Network Monitoring
We have designed a custom monitoring system that watches over our network 24/7 to ensure that things run smoothly and that any problems are promptly attended to. It consists of several components that work together as follows:
- A special dedicated server on our network performs the following checks at least once every 5 minutes, and sends a text message to at least two administrators via pager, cell phone, or PDA if anything is wrong:
- Our connections to the outside world are tested by attempting to contact various external networks around the world.
- All servers, routers, switches, and other networked devices are "pinged" to see if they are on-line.
- All servers are checked to see if their CPU load has risen above a certain acceptable level (which is hand-tuned for each server).
- All disk drives in all servers are checked to see if they are close to being full.
- File servers perform various tests to ensure that disk drives and RAIDs have not failed.
- All services on all servers are checked to see if they are running.
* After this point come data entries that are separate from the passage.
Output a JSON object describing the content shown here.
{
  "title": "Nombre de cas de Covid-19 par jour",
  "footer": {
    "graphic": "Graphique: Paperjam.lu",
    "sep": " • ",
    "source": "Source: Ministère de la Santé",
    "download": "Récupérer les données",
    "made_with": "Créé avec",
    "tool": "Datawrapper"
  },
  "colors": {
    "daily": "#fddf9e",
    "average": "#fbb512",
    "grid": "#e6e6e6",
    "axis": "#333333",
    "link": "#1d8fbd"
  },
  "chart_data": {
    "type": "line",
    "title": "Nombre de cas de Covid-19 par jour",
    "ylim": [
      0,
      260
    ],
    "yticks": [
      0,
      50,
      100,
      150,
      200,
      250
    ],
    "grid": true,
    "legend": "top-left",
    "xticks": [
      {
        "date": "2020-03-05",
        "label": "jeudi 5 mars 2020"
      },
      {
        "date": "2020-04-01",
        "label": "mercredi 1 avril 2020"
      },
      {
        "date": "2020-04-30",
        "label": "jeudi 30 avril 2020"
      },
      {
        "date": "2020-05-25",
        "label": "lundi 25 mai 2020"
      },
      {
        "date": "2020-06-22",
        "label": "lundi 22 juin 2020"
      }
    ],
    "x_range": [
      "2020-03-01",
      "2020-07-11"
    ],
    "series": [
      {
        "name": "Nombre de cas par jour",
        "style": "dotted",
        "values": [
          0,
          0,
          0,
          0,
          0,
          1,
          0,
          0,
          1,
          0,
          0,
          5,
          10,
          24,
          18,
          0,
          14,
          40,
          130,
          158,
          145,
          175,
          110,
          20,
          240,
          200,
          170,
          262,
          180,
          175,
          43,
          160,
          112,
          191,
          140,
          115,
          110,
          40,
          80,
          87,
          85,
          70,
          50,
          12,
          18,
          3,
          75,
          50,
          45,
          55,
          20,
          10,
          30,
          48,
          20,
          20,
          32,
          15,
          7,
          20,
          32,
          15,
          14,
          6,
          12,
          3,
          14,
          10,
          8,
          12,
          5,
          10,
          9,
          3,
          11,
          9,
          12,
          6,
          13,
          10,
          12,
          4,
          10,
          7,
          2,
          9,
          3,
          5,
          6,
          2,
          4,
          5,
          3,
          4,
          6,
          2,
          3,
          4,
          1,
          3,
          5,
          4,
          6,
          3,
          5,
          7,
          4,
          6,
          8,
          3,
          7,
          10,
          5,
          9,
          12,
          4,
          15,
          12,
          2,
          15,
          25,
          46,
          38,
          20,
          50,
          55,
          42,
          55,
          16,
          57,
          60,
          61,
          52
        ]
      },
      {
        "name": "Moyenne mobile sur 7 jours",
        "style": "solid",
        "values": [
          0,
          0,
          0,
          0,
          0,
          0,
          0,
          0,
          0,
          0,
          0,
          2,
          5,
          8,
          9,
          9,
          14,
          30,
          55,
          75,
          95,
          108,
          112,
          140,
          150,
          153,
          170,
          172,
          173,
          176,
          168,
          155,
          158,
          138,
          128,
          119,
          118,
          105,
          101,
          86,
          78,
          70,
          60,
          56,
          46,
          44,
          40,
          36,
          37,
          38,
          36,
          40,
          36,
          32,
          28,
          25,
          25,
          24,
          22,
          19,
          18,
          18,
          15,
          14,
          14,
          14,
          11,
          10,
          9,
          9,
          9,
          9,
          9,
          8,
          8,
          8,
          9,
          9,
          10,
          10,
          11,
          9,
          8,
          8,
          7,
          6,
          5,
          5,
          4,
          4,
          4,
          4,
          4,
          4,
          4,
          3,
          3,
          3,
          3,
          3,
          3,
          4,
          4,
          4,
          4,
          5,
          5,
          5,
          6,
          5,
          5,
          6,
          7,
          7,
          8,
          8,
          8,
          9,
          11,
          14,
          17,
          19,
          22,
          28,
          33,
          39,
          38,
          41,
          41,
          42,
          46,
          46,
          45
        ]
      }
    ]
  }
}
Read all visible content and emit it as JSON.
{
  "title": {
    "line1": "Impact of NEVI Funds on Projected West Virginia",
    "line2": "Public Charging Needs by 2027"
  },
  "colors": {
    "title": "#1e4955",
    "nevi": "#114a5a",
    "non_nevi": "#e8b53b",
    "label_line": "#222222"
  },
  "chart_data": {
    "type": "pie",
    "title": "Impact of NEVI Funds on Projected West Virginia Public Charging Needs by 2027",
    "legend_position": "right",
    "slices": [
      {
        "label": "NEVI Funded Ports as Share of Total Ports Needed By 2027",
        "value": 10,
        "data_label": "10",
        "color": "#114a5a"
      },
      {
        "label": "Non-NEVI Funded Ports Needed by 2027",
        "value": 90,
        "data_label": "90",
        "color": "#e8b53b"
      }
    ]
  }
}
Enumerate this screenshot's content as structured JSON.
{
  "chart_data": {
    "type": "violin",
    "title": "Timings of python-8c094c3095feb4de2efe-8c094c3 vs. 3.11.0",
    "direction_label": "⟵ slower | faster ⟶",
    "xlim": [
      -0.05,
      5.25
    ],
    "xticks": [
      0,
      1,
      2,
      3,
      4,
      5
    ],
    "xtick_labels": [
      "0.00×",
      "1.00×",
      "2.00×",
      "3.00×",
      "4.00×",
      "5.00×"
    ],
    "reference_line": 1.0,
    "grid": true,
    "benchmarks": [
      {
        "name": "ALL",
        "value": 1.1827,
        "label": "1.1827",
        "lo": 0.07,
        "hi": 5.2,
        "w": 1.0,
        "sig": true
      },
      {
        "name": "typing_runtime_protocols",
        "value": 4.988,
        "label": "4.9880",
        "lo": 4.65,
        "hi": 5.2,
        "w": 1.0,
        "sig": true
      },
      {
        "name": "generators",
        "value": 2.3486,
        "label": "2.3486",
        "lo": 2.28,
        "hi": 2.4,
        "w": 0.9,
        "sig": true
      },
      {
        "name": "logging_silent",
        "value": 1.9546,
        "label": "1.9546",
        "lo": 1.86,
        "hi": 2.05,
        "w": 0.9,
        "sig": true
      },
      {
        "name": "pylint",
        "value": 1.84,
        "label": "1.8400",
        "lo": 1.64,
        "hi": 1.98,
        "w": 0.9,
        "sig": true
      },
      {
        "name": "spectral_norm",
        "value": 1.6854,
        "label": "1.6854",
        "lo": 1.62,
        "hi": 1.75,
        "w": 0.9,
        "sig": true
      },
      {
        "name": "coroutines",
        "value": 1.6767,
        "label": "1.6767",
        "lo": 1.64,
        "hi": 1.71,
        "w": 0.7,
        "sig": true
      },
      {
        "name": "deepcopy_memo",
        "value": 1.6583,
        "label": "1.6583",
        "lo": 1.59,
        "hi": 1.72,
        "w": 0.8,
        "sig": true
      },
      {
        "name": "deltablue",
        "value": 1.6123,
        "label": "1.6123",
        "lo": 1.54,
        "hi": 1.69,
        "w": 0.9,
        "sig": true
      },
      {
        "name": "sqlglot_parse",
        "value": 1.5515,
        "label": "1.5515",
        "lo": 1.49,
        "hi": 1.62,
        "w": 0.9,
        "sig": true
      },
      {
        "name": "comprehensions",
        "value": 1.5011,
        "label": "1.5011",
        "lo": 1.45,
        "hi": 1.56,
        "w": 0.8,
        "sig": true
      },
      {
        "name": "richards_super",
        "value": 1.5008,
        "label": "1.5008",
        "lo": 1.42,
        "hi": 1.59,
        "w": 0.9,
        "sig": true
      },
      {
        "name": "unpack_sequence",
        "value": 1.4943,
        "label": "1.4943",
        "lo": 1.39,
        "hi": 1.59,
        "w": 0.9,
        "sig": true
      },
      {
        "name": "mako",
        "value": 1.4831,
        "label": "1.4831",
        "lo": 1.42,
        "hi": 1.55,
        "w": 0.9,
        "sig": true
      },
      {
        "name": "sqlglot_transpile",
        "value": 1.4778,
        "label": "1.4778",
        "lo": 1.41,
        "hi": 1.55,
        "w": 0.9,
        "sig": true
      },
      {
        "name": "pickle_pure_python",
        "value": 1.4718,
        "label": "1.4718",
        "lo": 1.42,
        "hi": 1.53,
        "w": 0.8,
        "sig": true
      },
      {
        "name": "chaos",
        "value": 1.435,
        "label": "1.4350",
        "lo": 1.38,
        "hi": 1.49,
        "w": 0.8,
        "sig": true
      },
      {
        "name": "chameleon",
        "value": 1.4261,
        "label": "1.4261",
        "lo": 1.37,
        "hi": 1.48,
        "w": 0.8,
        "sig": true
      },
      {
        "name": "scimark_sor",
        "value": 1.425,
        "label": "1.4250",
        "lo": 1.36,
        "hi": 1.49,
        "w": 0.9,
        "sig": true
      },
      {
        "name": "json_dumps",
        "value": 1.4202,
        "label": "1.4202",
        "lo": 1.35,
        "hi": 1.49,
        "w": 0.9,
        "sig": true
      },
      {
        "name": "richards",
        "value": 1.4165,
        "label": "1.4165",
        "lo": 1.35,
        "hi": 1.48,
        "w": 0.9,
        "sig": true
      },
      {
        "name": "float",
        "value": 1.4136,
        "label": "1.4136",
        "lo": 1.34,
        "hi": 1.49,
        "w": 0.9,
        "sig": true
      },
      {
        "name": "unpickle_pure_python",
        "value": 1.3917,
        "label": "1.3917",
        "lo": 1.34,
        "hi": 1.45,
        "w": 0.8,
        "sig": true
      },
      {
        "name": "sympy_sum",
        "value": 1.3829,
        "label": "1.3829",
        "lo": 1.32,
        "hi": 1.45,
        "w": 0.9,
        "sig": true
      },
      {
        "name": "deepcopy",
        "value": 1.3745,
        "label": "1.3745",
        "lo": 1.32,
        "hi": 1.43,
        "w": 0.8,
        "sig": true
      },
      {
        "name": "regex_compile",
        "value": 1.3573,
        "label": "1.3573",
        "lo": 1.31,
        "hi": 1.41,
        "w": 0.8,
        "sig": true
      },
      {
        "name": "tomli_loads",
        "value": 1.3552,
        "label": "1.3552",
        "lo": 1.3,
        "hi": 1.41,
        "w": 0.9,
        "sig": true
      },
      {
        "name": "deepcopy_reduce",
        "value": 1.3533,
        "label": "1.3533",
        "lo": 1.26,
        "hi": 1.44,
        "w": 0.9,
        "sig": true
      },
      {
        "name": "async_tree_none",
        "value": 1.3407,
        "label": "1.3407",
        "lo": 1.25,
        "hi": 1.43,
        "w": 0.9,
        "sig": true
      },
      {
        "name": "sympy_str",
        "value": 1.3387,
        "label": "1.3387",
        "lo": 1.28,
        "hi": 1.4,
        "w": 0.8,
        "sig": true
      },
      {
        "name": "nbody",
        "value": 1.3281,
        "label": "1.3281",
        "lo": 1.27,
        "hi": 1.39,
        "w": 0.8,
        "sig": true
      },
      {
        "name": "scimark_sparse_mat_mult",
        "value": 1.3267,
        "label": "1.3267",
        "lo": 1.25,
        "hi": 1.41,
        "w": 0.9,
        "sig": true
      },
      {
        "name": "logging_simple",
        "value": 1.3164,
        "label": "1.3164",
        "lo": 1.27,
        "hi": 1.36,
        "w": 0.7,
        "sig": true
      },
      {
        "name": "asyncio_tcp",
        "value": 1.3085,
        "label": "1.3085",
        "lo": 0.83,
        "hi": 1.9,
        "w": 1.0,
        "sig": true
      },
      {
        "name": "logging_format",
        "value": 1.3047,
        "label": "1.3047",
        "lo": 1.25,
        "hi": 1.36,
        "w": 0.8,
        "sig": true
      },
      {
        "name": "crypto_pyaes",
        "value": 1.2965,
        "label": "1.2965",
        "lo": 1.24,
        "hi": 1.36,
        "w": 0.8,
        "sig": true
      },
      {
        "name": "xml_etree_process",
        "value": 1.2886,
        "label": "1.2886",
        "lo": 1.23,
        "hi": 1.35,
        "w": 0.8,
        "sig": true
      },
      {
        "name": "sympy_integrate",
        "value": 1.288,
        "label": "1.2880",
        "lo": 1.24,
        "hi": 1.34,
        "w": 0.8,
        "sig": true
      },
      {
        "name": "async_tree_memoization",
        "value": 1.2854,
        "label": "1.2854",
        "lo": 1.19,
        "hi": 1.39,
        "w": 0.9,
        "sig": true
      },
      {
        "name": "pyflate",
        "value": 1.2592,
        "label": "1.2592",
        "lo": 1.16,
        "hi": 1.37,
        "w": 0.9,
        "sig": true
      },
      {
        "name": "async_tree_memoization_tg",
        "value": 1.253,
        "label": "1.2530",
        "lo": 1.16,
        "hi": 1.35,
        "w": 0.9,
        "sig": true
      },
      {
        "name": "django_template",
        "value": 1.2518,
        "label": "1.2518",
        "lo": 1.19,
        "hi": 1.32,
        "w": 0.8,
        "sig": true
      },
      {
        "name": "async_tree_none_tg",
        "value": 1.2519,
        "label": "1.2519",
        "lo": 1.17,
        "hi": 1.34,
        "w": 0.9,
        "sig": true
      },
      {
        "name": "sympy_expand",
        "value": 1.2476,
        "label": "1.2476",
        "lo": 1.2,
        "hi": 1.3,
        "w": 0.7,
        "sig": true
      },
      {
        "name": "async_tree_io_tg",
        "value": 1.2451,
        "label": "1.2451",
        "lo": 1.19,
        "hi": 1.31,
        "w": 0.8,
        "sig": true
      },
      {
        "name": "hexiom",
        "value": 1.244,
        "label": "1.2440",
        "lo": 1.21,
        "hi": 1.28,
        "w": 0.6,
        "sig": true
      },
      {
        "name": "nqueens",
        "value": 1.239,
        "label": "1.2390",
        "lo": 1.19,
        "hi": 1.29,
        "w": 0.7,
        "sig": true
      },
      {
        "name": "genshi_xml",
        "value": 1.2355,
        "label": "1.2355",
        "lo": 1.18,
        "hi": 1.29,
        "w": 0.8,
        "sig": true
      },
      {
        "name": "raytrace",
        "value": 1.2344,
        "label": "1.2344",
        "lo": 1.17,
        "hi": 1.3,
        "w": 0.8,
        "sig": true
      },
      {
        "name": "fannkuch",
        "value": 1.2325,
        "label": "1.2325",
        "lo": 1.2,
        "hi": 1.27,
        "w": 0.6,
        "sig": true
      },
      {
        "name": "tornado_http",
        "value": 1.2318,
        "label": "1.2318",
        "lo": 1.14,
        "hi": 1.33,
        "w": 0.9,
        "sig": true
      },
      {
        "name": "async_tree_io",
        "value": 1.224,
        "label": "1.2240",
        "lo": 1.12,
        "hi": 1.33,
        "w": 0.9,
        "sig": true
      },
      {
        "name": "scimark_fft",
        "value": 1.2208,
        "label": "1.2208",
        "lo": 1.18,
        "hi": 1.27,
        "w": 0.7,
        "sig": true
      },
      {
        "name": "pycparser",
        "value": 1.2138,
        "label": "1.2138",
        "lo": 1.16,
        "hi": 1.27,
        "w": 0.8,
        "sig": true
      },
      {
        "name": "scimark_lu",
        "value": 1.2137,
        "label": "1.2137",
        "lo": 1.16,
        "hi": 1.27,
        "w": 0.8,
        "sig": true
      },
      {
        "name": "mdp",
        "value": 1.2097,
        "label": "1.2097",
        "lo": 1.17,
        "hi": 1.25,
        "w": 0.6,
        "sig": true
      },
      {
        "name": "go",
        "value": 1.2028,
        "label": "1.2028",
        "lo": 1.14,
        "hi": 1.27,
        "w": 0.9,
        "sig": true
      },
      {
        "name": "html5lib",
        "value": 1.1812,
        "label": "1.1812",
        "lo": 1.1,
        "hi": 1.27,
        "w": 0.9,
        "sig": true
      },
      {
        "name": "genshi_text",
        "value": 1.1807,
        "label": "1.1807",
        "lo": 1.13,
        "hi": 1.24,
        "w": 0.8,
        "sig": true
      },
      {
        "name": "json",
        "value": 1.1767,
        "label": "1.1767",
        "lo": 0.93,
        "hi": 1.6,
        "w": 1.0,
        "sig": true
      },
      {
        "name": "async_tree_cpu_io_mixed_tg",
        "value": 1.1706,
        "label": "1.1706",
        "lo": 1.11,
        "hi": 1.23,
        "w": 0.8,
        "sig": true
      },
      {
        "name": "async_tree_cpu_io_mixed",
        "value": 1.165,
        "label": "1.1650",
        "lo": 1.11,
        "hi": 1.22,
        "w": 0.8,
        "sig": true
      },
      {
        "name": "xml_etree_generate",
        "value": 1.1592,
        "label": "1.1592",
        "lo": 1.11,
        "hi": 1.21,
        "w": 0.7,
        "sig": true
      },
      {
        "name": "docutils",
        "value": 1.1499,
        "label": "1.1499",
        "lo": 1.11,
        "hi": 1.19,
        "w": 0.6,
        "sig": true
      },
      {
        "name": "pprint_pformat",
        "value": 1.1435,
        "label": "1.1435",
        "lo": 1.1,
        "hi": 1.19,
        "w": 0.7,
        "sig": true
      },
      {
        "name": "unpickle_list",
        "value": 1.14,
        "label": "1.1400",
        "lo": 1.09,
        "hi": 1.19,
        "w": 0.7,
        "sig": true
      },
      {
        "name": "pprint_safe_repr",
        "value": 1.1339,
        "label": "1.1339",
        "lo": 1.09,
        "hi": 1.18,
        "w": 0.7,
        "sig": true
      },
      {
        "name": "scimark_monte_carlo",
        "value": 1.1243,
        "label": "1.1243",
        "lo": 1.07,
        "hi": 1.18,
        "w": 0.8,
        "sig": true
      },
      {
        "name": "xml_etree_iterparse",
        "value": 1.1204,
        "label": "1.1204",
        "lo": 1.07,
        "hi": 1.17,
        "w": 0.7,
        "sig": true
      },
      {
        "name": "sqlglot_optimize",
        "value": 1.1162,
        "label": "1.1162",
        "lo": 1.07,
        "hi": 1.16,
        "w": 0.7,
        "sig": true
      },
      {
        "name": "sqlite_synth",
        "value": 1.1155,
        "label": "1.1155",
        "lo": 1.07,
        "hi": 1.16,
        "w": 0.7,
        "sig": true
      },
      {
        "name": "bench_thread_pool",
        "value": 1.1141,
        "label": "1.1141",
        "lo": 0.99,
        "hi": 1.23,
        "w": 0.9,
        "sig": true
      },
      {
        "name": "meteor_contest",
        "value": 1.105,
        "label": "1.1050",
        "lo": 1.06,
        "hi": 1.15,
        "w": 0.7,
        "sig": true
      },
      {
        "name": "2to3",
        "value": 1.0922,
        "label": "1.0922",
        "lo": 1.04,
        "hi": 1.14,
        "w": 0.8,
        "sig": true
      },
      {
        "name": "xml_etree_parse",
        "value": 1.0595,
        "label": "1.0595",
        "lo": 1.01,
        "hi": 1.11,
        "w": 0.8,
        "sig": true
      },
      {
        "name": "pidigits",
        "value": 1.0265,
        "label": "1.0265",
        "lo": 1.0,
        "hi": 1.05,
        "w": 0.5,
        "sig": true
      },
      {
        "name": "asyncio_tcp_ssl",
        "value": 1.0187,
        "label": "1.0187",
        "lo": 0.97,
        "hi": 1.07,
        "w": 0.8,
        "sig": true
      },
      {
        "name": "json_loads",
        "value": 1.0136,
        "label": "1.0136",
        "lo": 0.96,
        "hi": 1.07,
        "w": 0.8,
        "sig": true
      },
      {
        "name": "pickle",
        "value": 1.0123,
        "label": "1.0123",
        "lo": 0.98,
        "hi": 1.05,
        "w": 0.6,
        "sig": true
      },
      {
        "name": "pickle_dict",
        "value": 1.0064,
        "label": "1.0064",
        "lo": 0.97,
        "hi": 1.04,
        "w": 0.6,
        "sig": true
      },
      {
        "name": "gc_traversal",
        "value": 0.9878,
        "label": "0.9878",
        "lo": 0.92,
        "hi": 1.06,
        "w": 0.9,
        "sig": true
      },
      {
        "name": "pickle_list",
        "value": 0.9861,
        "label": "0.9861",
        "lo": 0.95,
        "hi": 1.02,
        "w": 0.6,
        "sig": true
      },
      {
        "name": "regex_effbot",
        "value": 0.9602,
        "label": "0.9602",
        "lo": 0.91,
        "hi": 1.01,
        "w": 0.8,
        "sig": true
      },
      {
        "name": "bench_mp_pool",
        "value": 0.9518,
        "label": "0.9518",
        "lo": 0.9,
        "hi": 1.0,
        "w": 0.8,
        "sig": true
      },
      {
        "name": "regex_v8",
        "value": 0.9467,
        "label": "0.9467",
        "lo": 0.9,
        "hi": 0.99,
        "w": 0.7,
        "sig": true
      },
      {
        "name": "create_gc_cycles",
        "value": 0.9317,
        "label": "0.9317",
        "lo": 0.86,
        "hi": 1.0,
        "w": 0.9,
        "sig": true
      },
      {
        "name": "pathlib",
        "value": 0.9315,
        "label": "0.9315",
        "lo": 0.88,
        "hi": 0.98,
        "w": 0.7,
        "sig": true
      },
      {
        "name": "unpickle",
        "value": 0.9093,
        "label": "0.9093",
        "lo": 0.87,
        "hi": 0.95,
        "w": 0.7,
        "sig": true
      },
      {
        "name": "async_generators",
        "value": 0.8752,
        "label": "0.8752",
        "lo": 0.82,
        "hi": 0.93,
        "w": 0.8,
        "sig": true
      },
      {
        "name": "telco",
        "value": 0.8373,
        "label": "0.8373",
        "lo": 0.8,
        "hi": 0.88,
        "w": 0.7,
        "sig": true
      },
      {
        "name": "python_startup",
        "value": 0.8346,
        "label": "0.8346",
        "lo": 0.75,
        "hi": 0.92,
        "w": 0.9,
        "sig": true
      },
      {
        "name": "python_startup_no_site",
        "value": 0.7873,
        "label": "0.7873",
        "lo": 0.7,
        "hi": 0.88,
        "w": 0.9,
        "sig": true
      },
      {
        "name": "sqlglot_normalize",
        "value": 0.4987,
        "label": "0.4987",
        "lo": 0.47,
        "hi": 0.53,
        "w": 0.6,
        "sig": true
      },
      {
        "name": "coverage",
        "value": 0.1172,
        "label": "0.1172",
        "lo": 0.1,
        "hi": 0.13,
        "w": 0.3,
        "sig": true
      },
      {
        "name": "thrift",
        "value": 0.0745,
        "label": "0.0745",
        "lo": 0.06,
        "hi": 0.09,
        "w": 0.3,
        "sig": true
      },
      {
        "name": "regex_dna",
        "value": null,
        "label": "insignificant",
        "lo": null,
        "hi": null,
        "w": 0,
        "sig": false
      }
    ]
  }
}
That is, the monitoring system will connect to the SMTP, POP, NNTP, HTTP, SQL, DNS, and other server processes to make sure they are working.
- Modem lines are checked to see if they are approaching the maximum capacity of dialup users.
- Multiple temperature sensors in the machine room are read to guard against climate control failure.
- "All's well" messages are sent to the administrators at certain times of the day to ensure that the monitoring system is working.
- Our connections to the outside world are tested by attempting to contact various external networks around the world.
- An on-site backup server checks the server above every 5 minutes to make sure it's still operating properly and that any text messages are actually being sent. This server is able to send text message via its own hardware and telephone line.
- Off-site servers located right in the homes of the administrators perform a subset of these tests from outside our network, also sending text messages if any of them fail.
- Every time a server is rebooted for any reason, a text message is sent to the administrators. Should a machine ever restart on its own due to a crash, we'll know about it immediately.
- Individual servers perform self checks every 5 minutes to ensure that any required services are still running, and restart them if they have stopped. They also test the temperature of their CPUs, the speed of their fans, etc.